Every May, beginning on Mother’s Day, the U.S. Department of Health and Human Services’ (HHS) Office on Women’s Health (OWH) leads National Women’s Health Week (NWHW). This year’s theme is dedicated to empowering women to take charge of their health journeys and shining a light on health issues unique to women.


Extensive research shows that women encounter more challenges than men when seeking healthcare services. They can have a tough time getting the health care services they need and deserve. You can read more about that here.

Many women report that doctors and other healthcare providers do not listen to or take them seriously, which can lead to delayed diagnosis or, in some cases, no diagnosis at all.

To prioritize their health, it is important for women to take care of their physical and mental health by eating a healthy diet, getting regular exercise, getting enough sleep, managing stress, and seeing a healthcare provider for regular check-ups.

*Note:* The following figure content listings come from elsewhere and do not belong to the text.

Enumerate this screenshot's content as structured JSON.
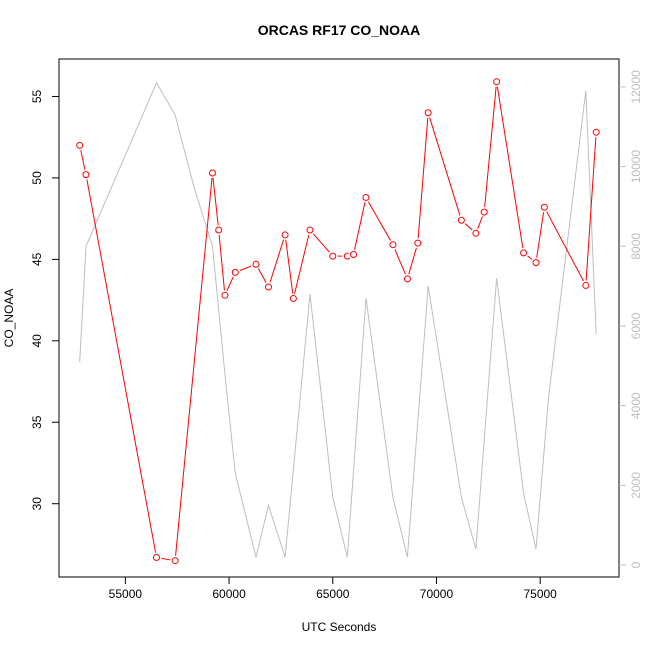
{
  "chart_data": {
    "type": "line",
    "title": "ORCAS RF17 CO_NOAA",
    "xlabel": "UTC Seconds",
    "ylabel": "CO_NOAA",
    "xlim": [
      51800,
      78800
    ],
    "ylim": [
      25.5,
      57.3
    ],
    "y2lim": [
      -300,
      12700
    ],
    "x_ticks": [
      55000,
      60000,
      65000,
      70000,
      75000
    ],
    "y_ticks": [
      30,
      35,
      40,
      45,
      50,
      55
    ],
    "y2_ticks": [
      0,
      2000,
      4000,
      6000,
      8000,
      10000,
      12000
    ],
    "series": [
      {
        "axis": "left",
        "color": "#ff0000",
        "markers": "open-circle",
        "x": [
          52800,
          53100,
          56500,
          57400,
          59200,
          59500,
          59800,
          60300,
          61300,
          61900,
          62700,
          63100,
          63900,
          65000,
          65700,
          66000,
          66600,
          67900,
          68600,
          69100,
          69600,
          71200,
          71900,
          72300,
          72900,
          74200,
          74800,
          75200,
          77200,
          77700
        ],
        "values": [
          52.0,
          50.2,
          26.7,
          26.5,
          50.3,
          46.8,
          42.8,
          44.2,
          44.7,
          43.3,
          46.5,
          42.6,
          46.8,
          45.2,
          45.2,
          45.3,
          48.8,
          45.9,
          43.8,
          46.0,
          54.0,
          47.4,
          46.6,
          47.9,
          55.9,
          45.4,
          44.8,
          48.2,
          43.4,
          52.8
        ]
      },
      {
        "axis": "right",
        "color": "#bebebe",
        "markers": "none",
        "x": [
          52800,
          53100,
          56500,
          57400,
          58300,
          59200,
          59800,
          60300,
          61300,
          61900,
          62700,
          63900,
          65000,
          65700,
          66600,
          67900,
          68600,
          69600,
          71200,
          71900,
          72900,
          74200,
          74800,
          75400,
          77200,
          77700
        ],
        "values": [
          5100,
          8000,
          12100,
          11300,
          9500,
          8000,
          4800,
          2300,
          200,
          1500,
          200,
          6800,
          1700,
          200,
          6700,
          1700,
          200,
          7000,
          1700,
          400,
          7200,
          1800,
          400,
          4200,
          11900,
          5800
        ]
      }
    ]
  }
}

Here are some tips to prepare for an appointment to make it successful:

  • Be open: It’s important to be honest with your healthcare provider about any symptoms or concerns you have. There should be no stigma or embarrassment when discussing your health. Being open, honest, and real about your symptoms, history, and lifestyle will help your healthcare team better understand your needs.
  • Write it down: Make a list of anything in your body that hurts, worries you, or is new or different than it was before. This will help you remember everything you want to discuss and ensure that you get the information you need.
  • Know your family history: Understanding your family’s health history can help your healthcare provider better know your risk for certain conditions. Take some time to research and write down your family’s health history before your appointment.
  • Follow-up: Do not be afraid to reach out to your healthcare team if your treatments haven’t worked, you are waiting for results, or you are waiting for a follow-up.
  • Second opinions: If you don’t believe you were taken seriously, or don’t agree with the answer you were given, seek a second opinion when possible.

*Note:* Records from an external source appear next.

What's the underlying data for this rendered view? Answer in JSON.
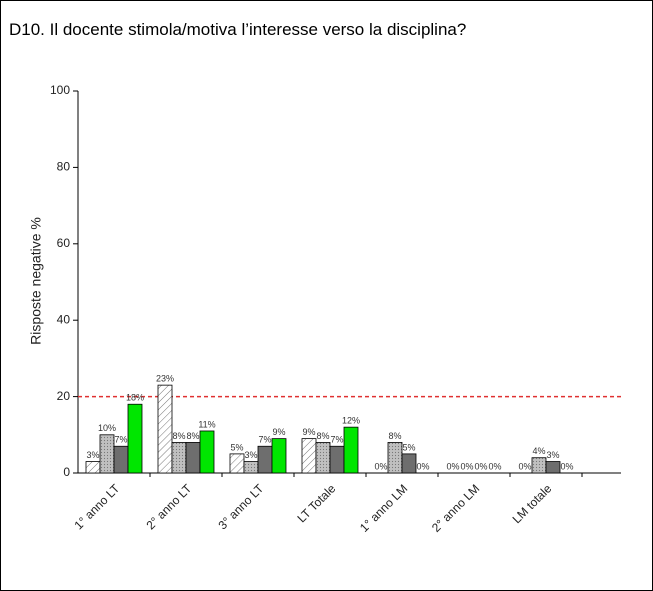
{
  "chart_data": {
    "type": "bar",
    "title": "D10. Il docente stimola/motiva l’interesse verso la disciplina?",
    "y_label": "Risposte negative %",
    "categories": [
      "1° anno LT",
      "2° anno LT",
      "3° anno LT",
      "LT Totale",
      "1° anno LM",
      "2° anno LM",
      "LM totale"
    ],
    "series": [
      {
        "color": "#ffffff",
        "pattern": "hatch",
        "values": [
          3,
          23,
          5,
          9,
          0,
          0,
          0
        ],
        "value_labels": [
          "3%",
          "23%",
          "5%",
          "9%",
          "0%",
          "0%",
          "0%"
        ]
      },
      {
        "color": "#c0c0c0",
        "pattern": "dots",
        "values": [
          10,
          8,
          3,
          8,
          8,
          0,
          4
        ],
        "value_labels": [
          "10%",
          "8%",
          "3%",
          "8%",
          "8%",
          "0%",
          "4%"
        ]
      },
      {
        "color": "#6e6e6e",
        "pattern": "solid",
        "values": [
          7,
          8,
          7,
          7,
          5,
          0,
          3
        ],
        "value_labels": [
          "7%",
          "8%",
          "7%",
          "7%",
          "5%",
          "0%",
          "3%"
        ]
      },
      {
        "color": "#00e600",
        "pattern": "solid",
        "values": [
          18,
          11,
          9,
          12,
          0,
          0,
          0
        ],
        "value_labels": [
          "18%",
          "11%",
          "9%",
          "12%",
          "0%",
          "0%",
          "0%"
        ]
      }
    ],
    "reference_line": {
      "value": 20,
      "color": "#e03030"
    },
    "ylim": [
      0,
      100
    ],
    "yticks": [
      0,
      20,
      40,
      60,
      80,
      100
    ]
  }
}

By following these tips, you can make your appointments more productive and successful.


Why is it important?

For a long time, health studies didn’t include enough, or any, women and didn’t consider how medical conditions and treatments affect women compared to men. Although this gap in knowledge has improved in recent years, this data gap can affect how well healthcare providers understand and treat women’s health issues.

Here are some of the reasons why raising awareness of women’s unique health issues is so important:

  • Half of all women over 20 will experience some type of urinary incontinence in their life. Due to stigma, many women won’t report this to a healthcare provider. Some incontinence can be treated or eased with intervention. Read more here.
  • Heart disease is the leading cause of death in the US. Blood pressure is often underdiagnosed in women, and fewer than one in four women with high blood pressure have their condition under control, highlighting the need for early and accurate diagnosis.
  • Breast cancer is the most common cancer in the US. About one in eight women in the US will develop invasive breast cancer at some point in their lifetime. Thankfully, it is also one of the most treatable cancers when detected early.
  • Women are more likely than men to suffer from autoimmune diseases such as lupus and multiple sclerosis, making ongoing medical attention necessary.
  • Women are more likely to experience chronic pain than men. Studies show that when women are in pain, they’re less likely to be given painkillers compared to men. This means their pain may not be managed as well.


Beyond these, there are so many other health conditions that women face, from mental health conditions to cancers. Each has its challenges, but understanding and support can make all the difference.


Start the conversation today. Together, we can make a difference.